Phyllis Gross Pearsall Creator of London A-Z map September 25, 1906-August 28, 1996 |
The poorly written book drove me nuts as I have already expressed in previous posts. Putting that aside, I was impressed with Phyllis Pearsall's life as a businesswoman and a painter. She loved painting. Watercolors and oils. She and her husband of eight years (a very unsatisfactory marriage that ended quite suddenly when Phyllis left him in Venice) traveled and painted in Spain, France, and Italy. She eventually wrote a book about that time. In her later years, after she turned her map-making company over to her employees (it is still going) she would spend hours painting and at the drop of a hat would fly off to Paris, her brushes and paints just about the only things she would pack.
As for her A-Z map of London, it is said that she worked 18-hour days in the early 1930s walking the 23,000 streets of London and making note of house numbers, buildings, museums, bus and tram routes and the backest of alleys.

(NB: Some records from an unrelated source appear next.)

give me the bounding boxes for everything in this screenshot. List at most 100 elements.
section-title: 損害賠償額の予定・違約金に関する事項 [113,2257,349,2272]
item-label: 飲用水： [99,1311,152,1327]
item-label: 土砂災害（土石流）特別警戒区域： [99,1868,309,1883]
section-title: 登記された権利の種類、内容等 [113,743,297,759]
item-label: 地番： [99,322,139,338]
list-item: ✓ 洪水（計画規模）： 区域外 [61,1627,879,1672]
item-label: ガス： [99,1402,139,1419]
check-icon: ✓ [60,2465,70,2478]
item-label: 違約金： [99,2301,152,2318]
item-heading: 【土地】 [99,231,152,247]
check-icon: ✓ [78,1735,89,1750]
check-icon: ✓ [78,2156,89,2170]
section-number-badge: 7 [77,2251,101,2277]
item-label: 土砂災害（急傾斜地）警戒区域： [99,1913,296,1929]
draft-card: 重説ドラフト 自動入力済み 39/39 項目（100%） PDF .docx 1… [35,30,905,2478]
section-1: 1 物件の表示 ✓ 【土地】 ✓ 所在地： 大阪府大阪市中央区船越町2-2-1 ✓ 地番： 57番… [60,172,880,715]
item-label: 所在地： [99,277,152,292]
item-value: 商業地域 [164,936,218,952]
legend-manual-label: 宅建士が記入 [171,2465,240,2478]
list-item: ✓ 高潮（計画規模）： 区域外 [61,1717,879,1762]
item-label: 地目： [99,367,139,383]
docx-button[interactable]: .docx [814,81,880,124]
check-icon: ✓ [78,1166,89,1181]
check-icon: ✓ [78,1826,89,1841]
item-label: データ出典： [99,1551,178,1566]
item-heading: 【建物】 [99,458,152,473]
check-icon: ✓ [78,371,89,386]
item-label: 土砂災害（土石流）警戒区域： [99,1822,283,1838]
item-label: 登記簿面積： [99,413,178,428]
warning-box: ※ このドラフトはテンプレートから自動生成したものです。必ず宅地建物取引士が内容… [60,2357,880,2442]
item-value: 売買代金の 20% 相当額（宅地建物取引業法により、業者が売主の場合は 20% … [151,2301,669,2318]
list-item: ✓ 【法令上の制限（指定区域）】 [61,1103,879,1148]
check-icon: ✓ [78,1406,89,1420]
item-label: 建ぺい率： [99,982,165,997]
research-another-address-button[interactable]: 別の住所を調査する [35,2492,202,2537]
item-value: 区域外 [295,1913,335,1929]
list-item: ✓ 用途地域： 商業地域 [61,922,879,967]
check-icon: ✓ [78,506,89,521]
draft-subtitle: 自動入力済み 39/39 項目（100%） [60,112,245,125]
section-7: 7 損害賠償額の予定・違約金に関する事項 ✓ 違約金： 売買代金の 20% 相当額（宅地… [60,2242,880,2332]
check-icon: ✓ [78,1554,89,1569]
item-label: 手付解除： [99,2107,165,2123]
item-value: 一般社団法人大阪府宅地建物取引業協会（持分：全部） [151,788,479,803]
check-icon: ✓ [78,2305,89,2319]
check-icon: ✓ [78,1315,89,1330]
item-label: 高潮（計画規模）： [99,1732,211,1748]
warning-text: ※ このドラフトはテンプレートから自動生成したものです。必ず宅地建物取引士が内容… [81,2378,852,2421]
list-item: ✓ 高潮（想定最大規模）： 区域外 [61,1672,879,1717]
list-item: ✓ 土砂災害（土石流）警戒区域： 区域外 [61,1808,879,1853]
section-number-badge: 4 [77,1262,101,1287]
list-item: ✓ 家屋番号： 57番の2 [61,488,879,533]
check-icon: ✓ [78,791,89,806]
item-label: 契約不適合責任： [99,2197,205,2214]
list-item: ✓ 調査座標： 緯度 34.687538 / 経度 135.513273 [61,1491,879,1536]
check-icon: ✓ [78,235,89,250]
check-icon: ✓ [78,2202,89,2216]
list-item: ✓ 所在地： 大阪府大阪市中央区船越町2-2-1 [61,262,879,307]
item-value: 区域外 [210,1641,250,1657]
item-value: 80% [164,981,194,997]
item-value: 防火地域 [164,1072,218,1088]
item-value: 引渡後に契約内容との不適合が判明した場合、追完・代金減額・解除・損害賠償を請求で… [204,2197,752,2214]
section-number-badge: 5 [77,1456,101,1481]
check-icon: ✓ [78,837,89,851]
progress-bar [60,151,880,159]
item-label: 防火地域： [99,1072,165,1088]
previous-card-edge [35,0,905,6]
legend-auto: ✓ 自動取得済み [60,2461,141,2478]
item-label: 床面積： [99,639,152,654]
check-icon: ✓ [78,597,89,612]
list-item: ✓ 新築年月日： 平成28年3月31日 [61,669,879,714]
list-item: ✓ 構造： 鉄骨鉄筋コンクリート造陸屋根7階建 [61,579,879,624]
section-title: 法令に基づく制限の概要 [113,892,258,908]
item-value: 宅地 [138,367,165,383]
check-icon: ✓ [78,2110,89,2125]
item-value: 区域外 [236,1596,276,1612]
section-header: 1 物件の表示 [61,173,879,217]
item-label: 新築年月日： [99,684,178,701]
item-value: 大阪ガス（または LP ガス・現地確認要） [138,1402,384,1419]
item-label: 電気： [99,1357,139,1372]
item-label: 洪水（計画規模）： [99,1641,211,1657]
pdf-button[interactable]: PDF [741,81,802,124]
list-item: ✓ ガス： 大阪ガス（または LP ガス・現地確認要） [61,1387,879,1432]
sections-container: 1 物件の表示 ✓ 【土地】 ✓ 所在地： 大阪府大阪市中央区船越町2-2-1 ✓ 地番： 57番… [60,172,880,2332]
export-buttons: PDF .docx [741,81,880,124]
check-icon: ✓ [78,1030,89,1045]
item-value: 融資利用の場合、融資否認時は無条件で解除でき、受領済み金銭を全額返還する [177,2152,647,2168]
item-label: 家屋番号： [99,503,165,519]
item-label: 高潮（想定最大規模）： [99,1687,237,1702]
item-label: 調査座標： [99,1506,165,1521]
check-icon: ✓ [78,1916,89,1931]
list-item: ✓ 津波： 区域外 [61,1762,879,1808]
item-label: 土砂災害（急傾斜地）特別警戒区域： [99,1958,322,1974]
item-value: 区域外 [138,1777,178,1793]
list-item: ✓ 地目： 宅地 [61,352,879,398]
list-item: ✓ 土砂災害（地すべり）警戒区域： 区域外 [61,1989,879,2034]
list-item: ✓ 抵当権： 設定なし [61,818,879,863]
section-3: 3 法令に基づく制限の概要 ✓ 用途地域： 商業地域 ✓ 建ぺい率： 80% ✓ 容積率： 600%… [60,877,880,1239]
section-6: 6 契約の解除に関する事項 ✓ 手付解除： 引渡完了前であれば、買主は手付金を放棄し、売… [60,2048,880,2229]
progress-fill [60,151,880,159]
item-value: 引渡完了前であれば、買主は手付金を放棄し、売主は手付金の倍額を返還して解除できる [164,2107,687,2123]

Then came the indexing and alphabetizing of each street, avenue, mews, courtyard, alley, and lane. She accomplished this all before computers of course. In 1936, once W.H. Smith booksellers gave the map a try, Londoners flocked to buy her A-Z. She carted the orders herself through the city. She was a hard worker and even after she was very seriously injured in a plane wreck in the late 1940s, she carried on.
She was a spry and spirited woman. Her motto: On we go.